3. Haciz bildirisine karşı süresi içerisinde itiraz etmediğinden zimmetinde sayılan borç için veya elinde bulunduğu sayılan mal için 3. kişi, haciz bildiriminin tebliği tarihinden itibaren bir yıl içerisinde genel mahkemelerde menfi tespit davası açabilir.
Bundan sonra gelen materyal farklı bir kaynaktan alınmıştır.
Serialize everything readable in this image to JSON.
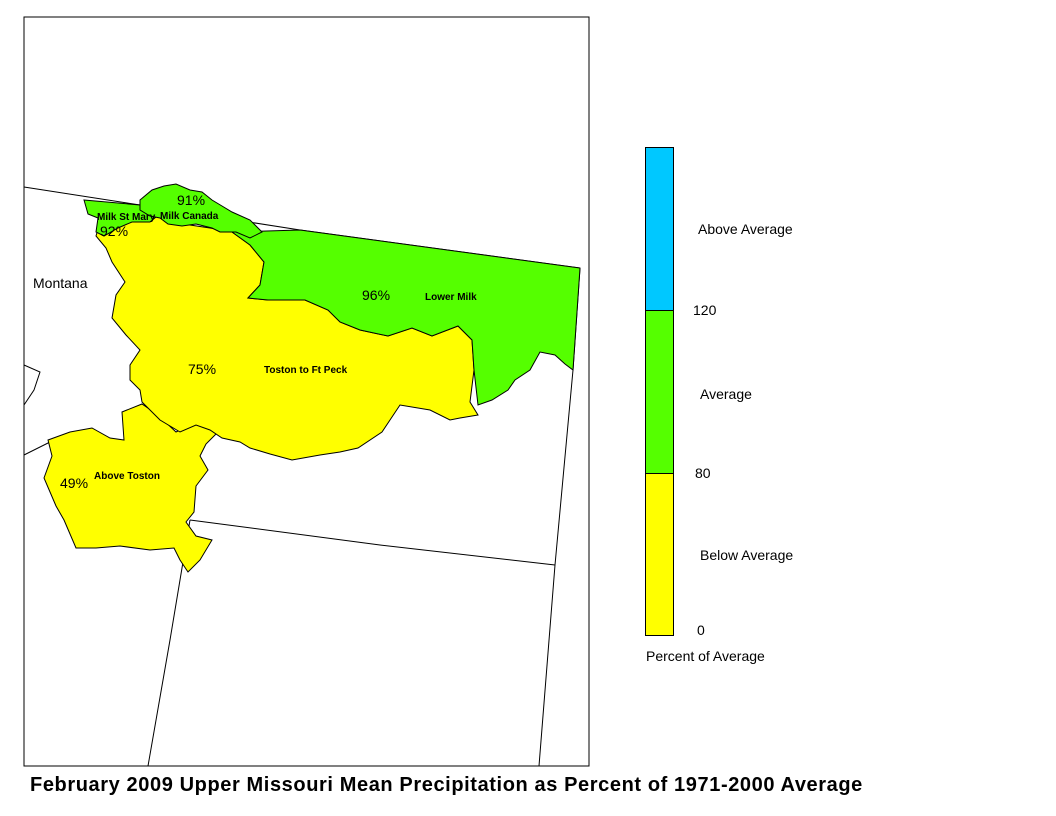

Kanunda öngörülen bir yıllık süre, hak düşürücü niteliktedir.

4. Yukarıdaki açıklamalar çerçevesinde somut olay değerlendirildiğinde; dava konusu 21.12.2017 tarihli ve 47.300,00 TL bedelli haciz bildirimi yazısının 27.12.2017 tarihinde, 13.02.2018 tarihli ve 97.781,00 TL bedelli haciz bildirimi yazısının 29.02.2018 tarihinde, 10.04.2018 tarihli ve 19.994,00 TL bedelli haciz bildirimi yazısının 16.04.2018 tarihinde, 23.10.2018 tarihli ve 25.700,00 TL bedelli haciz bildirimi yazısının 28.10.2018 tarihinde, 01.11.2018 tarihli ve 34.425,00 TL bedelli haciz bildirimi yazısının 07.11.2018 tarihinde davacıya tebliğ edildiğinin davalı tarafça bildirildiği ancak dosya arasında tebliğ evrakının bulunmadığı; eldeki davanın ise 24.04.2019 tarihinde açıldığı anlaşılmaktadır.

5. Hal böyle olunca, İlk Derece Mahkemesine; öncelikle haciz bildirimlerine ilişkin tebliğ evraklarının celbedilmesi, sonrasında ise her bir haciz bildirim yazısı yönünden davanın hak düşürücü süre olan bir yıl içinde açılıp açılmadığı üzerinde durulması ve hasıl olacak sonuca göre uyuşmazlığın esası hakkında bir karar verilmesi gerekirken, eksik inceleme ile yazılı şekilde karar verilmiş olması, usul ve kanuna aykırı olup bozmayı gerektirmiştir.

VI. KARAR

Açıklanan sebeplerle;

1. Temyiz olunan Bölge Adliye Mahkemesi kararının 6100 sayılı Hukuk Muhakemeleri Kanunu'nun 373 üncü maddesinin birinci fıkrası uyarınca ORTADAN KALDIRILMASINA,

2. İlk Derece Mahkemesi kararının aynı Kanun'un 371 inci maddesi uyarınca davalı yararına BOZULMASINA,

24.04.2024 tarihinde oy birliği ile karar verildi.